Le soldat américain qui a abattu Oussama Ben Laden, le 1er mai 2011, s'est confié à un ancien journaliste. Une vidéo d'animation choc sur l'opération est issue de leurs entretiens.

"J’ai tout de suite reconnu ma cible sans le moindre doute. Même dans nos salles d’entraînement, il y a des cibles avec son visage. J’ai été étonné par sa maigreur, sa grande taille et sa courte barbe."

Resté anonyme pour des raisons évidentes de sécurité, le soldat américain qui a abattu Oussama Ben Laden en 2011 a livré une vision singulière des dessous de l’opération qui a conduit à l’exécution de l’ennemi public numéro un des États-Unis. Son récit poignant a été recueilli par Phil Bronstein, un ancien reporter aujourd’hui à la tête du Center for Investigative Reporting (CIR) , une organisation américaine dédiée au journalisme d'investigation.

Après un an d’entretiens entre le soldat et le journaliste, le CIR, en partenariat avec le magazine "Esquire", a mis en scène le parcours du soldat dans une vidéo intitulée "The Shooter" ("Le tireur") que Courrier International a sous-titré en français. La voix du soldat a été remplacée par celle d’un narrateur.

"The Shooter", sous-titré en français par "Courrier International"

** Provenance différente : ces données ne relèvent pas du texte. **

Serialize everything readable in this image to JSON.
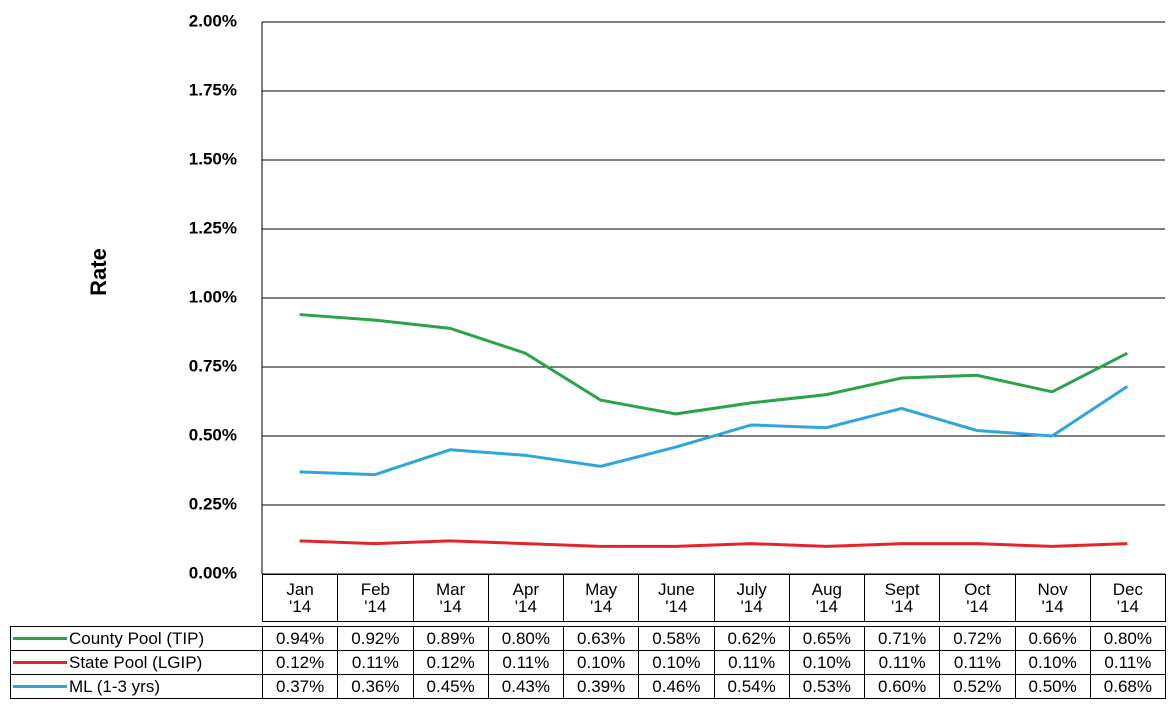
{
  "chart_data": {
    "type": "line",
    "y_label": "Rate",
    "categories": [
      "Jan '14",
      "Feb '14",
      "Mar '14",
      "Apr '14",
      "May '14",
      "June '14",
      "July '14",
      "Aug '14",
      "Sept '14",
      "Oct '14",
      "Nov '14",
      "Dec '14"
    ],
    "ylim": [
      0,
      2
    ],
    "yticks": [
      {
        "value": 0,
        "label": "0.00%"
      },
      {
        "value": 0.25,
        "label": "0.25%"
      },
      {
        "value": 0.5,
        "label": "0.50%"
      },
      {
        "value": 0.75,
        "label": "0.75%"
      },
      {
        "value": 1,
        "label": "1.00%"
      },
      {
        "value": 1.25,
        "label": "1.25%"
      },
      {
        "value": 1.5,
        "label": "1.50%"
      },
      {
        "value": 1.75,
        "label": "1.75%"
      },
      {
        "value": 2,
        "label": "2.00%"
      }
    ],
    "grid": true,
    "series": [
      {
        "name": "County Pool (TIP)",
        "color": "#2ca24b",
        "values": [
          0.94,
          0.92,
          0.89,
          0.8,
          0.63,
          0.58,
          0.62,
          0.65,
          0.71,
          0.72,
          0.66,
          0.8
        ],
        "value_labels": [
          "0.94%",
          "0.92%",
          "0.89%",
          "0.80%",
          "0.63%",
          "0.58%",
          "0.62%",
          "0.65%",
          "0.71%",
          "0.72%",
          "0.66%",
          "0.80%"
        ]
      },
      {
        "name": "State Pool (LGIP)",
        "color": "#e3262b",
        "values": [
          0.12,
          0.11,
          0.12,
          0.11,
          0.1,
          0.1,
          0.11,
          0.1,
          0.11,
          0.11,
          0.1,
          0.11
        ],
        "value_labels": [
          "0.12%",
          "0.11%",
          "0.12%",
          "0.11%",
          "0.10%",
          "0.10%",
          "0.11%",
          "0.10%",
          "0.11%",
          "0.11%",
          "0.10%",
          "0.11%"
        ]
      },
      {
        "name": "ML (1-3 yrs)",
        "color": "#2ea6dc",
        "values": [
          0.37,
          0.36,
          0.45,
          0.43,
          0.39,
          0.46,
          0.54,
          0.53,
          0.6,
          0.52,
          0.5,
          0.68
        ],
        "value_labels": [
          "0.37%",
          "0.36%",
          "0.45%",
          "0.43%",
          "0.39%",
          "0.46%",
          "0.54%",
          "0.53%",
          "0.60%",
          "0.52%",
          "0.50%",
          "0.68%"
        ]
      }
    ]
  }
}
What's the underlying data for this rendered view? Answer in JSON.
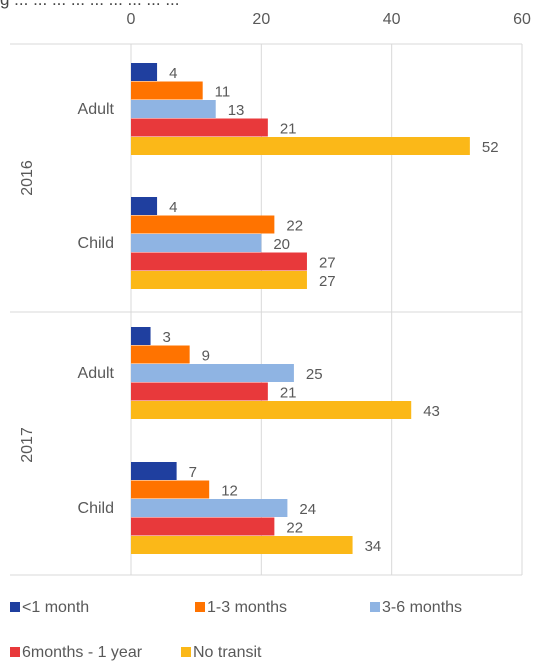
{
  "chart_data": {
    "type": "bar",
    "orientation": "horizontal",
    "title": "",
    "title_fragment": "g ... ... ... ... ... ... ... ... ...",
    "xlim": [
      0,
      60
    ],
    "x_ticks": [
      0,
      20,
      40,
      60
    ],
    "x_ticks_labels": [
      "0",
      "20",
      "40",
      "60"
    ],
    "grid": true,
    "legend_position": "bottom",
    "series_names": [
      "<1 month",
      "1-3 months",
      "3-6 months",
      "6months - 1 year",
      "No transit"
    ],
    "colors": [
      "#1f3f9f",
      "#ff7300",
      "#8fb4e3",
      "#e8393b",
      "#fbb818"
    ],
    "groups": [
      {
        "year": "2016",
        "category": "Adult",
        "values": [
          4,
          11,
          13,
          21,
          52
        ]
      },
      {
        "year": "2016",
        "category": "Child",
        "values": [
          4,
          22,
          20,
          27,
          27
        ]
      },
      {
        "year": "2017",
        "category": "Adult",
        "values": [
          3,
          9,
          25,
          21,
          43
        ]
      },
      {
        "year": "2017",
        "category": "Child",
        "values": [
          7,
          12,
          24,
          22,
          34
        ]
      }
    ]
  }
}
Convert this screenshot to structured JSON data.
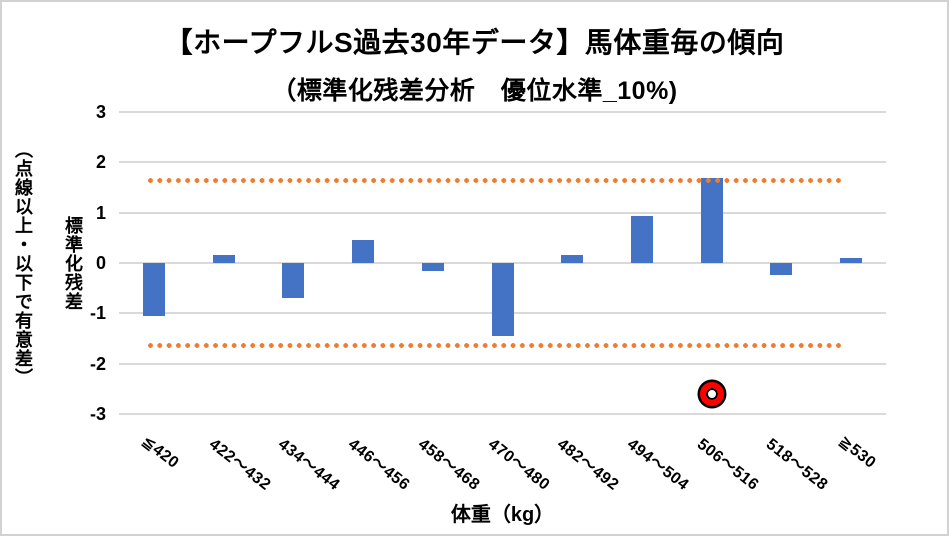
{
  "chart_data": {
    "type": "bar",
    "title": "【ホープフルS過去30年データ】馬体重毎の傾向",
    "subtitle": "（標準化残差分析　優位水準_10%)",
    "xlabel": "体重（kg）",
    "ylabel": "標準化残差（点線以上・以下で有意差）",
    "ylabel_line1": "標準化残差",
    "ylabel_line2": "（点線以上・以下で有意差）",
    "categories": [
      "≦420",
      "422～432",
      "434～444",
      "446～456",
      "458～468",
      "470～480",
      "482～492",
      "494～504",
      "506～516",
      "518～528",
      "≧530"
    ],
    "values": [
      -1.06,
      0.15,
      -0.7,
      0.46,
      -0.15,
      -1.46,
      0.15,
      0.93,
      1.69,
      -0.23,
      0.1
    ],
    "ylim": [
      -3,
      3
    ],
    "yticks": [
      3,
      2,
      1,
      0,
      -1,
      -2,
      -3
    ],
    "significance_lines": [
      1.645,
      -1.645
    ],
    "highlight_marker": {
      "category": "506～516",
      "value": -2.6,
      "style": "red-circle"
    },
    "grid": true,
    "legend": false,
    "layout_hints": {
      "bars_vertical": true,
      "x_labels_rotated_deg": 38,
      "dotted_lines_overlay_bars": true
    },
    "colors": {
      "bar": "#4472C4",
      "significance_dots": "#ED7D31",
      "marker_ring": "#FE0000",
      "marker_outline": "#000000",
      "gridline": "#D9D9D9",
      "text": "#000000",
      "background": "#FFFFFF"
    }
  }
}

Ses mots sont simples et sans artifice. Il parle des au-revoir déchirants à sa famille et des missions qui s’enchaînent en Irak et en Afghanistan, jusqu’à cette opération différente des autres où seule une poignée de Navy Seals ont été appelés. "Avec la guerre en Libye et les printemps arabes, on savait que quelque chose de gros se préparait. On ne savait pas à quel point", rapporte-t-il. Les informations leur sont livrées au compte-goutte et ce n’est que progressivement que les soldats comprennent l’ampleur et la dangerosité de la mission qui les attend.

"La veille du départ, nous étions dans notre camp à Jalalabad et la fille de la CIA [l’agent secret en charge de la traque de Ben Laden, NDLR] faisait les cent pas. Elle m’a demandé comment je pouvais rester aussi calme. Je lui ai répondu que l’on faisait ça tous les jours : ‘On débarque dans une maison, on embrouille quelques mecs et on part’."

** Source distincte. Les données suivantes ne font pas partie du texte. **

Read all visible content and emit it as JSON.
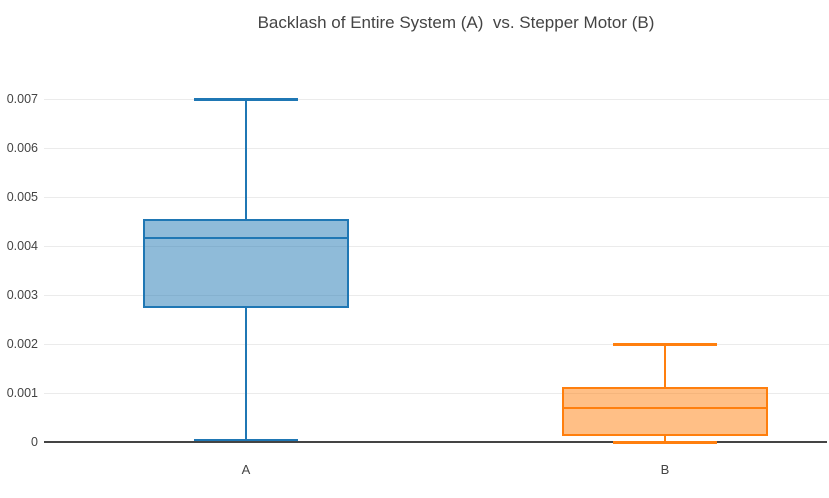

Et l’agent de lui rétorquer à demi-mot : "100 % de chances qu’il soit au troisième étage, alors allez-y si vous pouvez".

"Il est mort dans les escaliers"

Puis arrive enfin le jour fatidique. Le soldat se souvient, anecdote à l’appui, des moindres détails de l’opération. "Nous avancions dans les couloirs quand l’homme de tête s’est arrêté. Il venait d’apercevoir Khalid, un des fils de Ben Laden. Je l’ai entendu murmurer : ‘Khalid, viens par ici’ en arabe puis en pachtoune. Ça l’a désorienté, il s’est penché avec son AK-47 et s’est fait allumer. Il est mort dans les escaliers, nous avons dû passer au-dessus de son corps pour avancer. Il était la dernière ligne de défense."

Arrivé au troisième étage de la maison, le Navy Seal décrit les dernières longues minutes de Ben Laden qu’il reconnaît immédiatement. Il lui tire, par deux fois, dans le front. "En le voyant pousser son dernier soupir, je me demande si c’est la meilleure chose que j’ai jamais faite ou la pire."

Près de deux ans après l’opération, "le tireur" reste profondément marqué par son expérience mais ne peut en aucun cas partager son ressenti. Éreinté et diminué physiquement, il a démissionné et vit dans la crainte que son anonymat soit levé, pouvant conduire à des représailles sur sa famille.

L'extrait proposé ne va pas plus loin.